During her rehabilitation, Joni spent long months learning how to paint with a brush between her teeth. Her high-detail fine art paintings and prints are sought-after and collected. She has written 48 books and numerous magazine articles. “When God Weeps: Why Our Sufferings Matter to the Almighty,” a book written with Steve Estes that examines the mystery of suffering, won the Gold Medallion Award in 1997. Her daily four-minute radio short is heard on more than 1000 broadcast outlets; in 2002 it received the “Radio Program of the Year” award from National Religious Broadcasters.
Joni’s role as a disability advocate led to a presidential appointment to the National Council on Disability for three and a half years, under President Reagan and the first President Bush, during which time the Americans with Disabilities Act became law.
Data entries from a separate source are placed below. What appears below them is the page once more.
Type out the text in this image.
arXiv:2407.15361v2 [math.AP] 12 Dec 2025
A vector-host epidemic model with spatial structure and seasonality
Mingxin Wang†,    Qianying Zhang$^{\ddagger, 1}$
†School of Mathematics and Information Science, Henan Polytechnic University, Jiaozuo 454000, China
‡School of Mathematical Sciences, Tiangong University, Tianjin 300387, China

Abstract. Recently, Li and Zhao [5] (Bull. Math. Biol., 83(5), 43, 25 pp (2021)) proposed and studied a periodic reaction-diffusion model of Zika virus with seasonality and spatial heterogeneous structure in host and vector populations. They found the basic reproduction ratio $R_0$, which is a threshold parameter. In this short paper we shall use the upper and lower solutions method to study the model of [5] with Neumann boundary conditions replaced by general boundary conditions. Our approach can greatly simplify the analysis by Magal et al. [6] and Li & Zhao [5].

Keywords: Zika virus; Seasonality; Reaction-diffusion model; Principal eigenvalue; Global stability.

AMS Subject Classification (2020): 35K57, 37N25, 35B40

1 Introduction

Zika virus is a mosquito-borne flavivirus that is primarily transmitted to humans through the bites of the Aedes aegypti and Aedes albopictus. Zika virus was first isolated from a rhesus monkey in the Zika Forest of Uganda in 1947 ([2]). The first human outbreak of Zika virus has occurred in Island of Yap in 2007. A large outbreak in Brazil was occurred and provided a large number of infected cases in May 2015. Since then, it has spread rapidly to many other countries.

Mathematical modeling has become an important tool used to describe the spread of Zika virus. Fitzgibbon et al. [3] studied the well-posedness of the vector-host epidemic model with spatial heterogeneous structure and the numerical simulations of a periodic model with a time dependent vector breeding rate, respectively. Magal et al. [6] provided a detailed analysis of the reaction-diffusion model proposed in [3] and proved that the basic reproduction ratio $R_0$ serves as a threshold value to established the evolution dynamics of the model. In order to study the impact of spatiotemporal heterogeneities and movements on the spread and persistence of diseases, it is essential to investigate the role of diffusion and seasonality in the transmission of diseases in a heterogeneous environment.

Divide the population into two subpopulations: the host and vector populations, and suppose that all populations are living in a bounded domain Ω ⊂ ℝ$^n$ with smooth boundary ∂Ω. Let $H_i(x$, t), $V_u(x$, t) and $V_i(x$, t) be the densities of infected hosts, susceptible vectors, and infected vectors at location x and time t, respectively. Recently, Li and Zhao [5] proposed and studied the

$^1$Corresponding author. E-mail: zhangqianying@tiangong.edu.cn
She also served on the Disability Advisory Committee to the U.S. State Department under Secretary of State Condoleezza Rice.
Joni and her husband, Ken Tada, have been married since 1982. Ken recently retired from 32 years of teaching and joined Joni and Friends to serve as Director of Ministry Development.
Joni wrote in the introduction to her 2009 book “A Lifetime of Wisdom:
“It’s not what I lost. It’s what I’ve found. I was only seventeen, just a girl, when God asked me for everything I had … my health, my hopes, my independence, my dreams, my freedom, and my mobility. He took it all. I was so angry with Him that I tried to push Him away. God relentlessly held me more closely. Looking back, forty years later, I understand that God has changed and healed me—my heart and my mind—in the most unexpected ways, giving me rubies of His wisdom about an unbending faith and an experience of His mercy I can now tell you about. Was it a fair exchange, my freedom and no wheelchair for the rubies of wisdom I’ve been given? Absolutely. In this I have learned at the feet of the Lord Jesus, embracing the way that God heals us, even when we rage at Him in anger, fear, and despair.”
The story of Joni Eareckson Tada cannot help but be inspiring to anyone who knows it, but if it is honestly recounted it is not a story of a strong individual who has overcome great odds and tragedy, but the view of a forceful young woman who put her limitations into the hands of God and found that as she was faithful in trusting Him, her enormous abilities overshadowed any physical disabilities. And yes, it would be illogical to call these disabilities a handicap.
Joni was inducted into the Christian Booksellers’ Association’s Hall of Honor in 1995 and received the Gold Medallion Lifetime Achievement Award in 2003 from the Evangelical Christian Publishers Association. She has received The American Academy of Achievement’s Golden Plate Award; The Courage Award from the Courage Rehabilitation Center; The Award of Excellence from the Patricia Neal Rehabilitation Center; The Victory Award from the National Rehabilitation Hospital; The Golden Word Award from the International Bible Society. She was inducted into the Christian Booksellers’ Association’s Hall of Honor. In 2002, she received the William Ward Ayer Award for excellence from the National Religious Broadcasters’ Association. She was given the Gold Medallion Lifetime Achievement Award in 2003 by the Evangelical Christian Publishers Association. She was also named “Churchwoman of the Year” in 1993 by the Religious Heritage Foundation and was the first woman to be honored by the National Association of Evangelicals as their “Layperson of the Year.”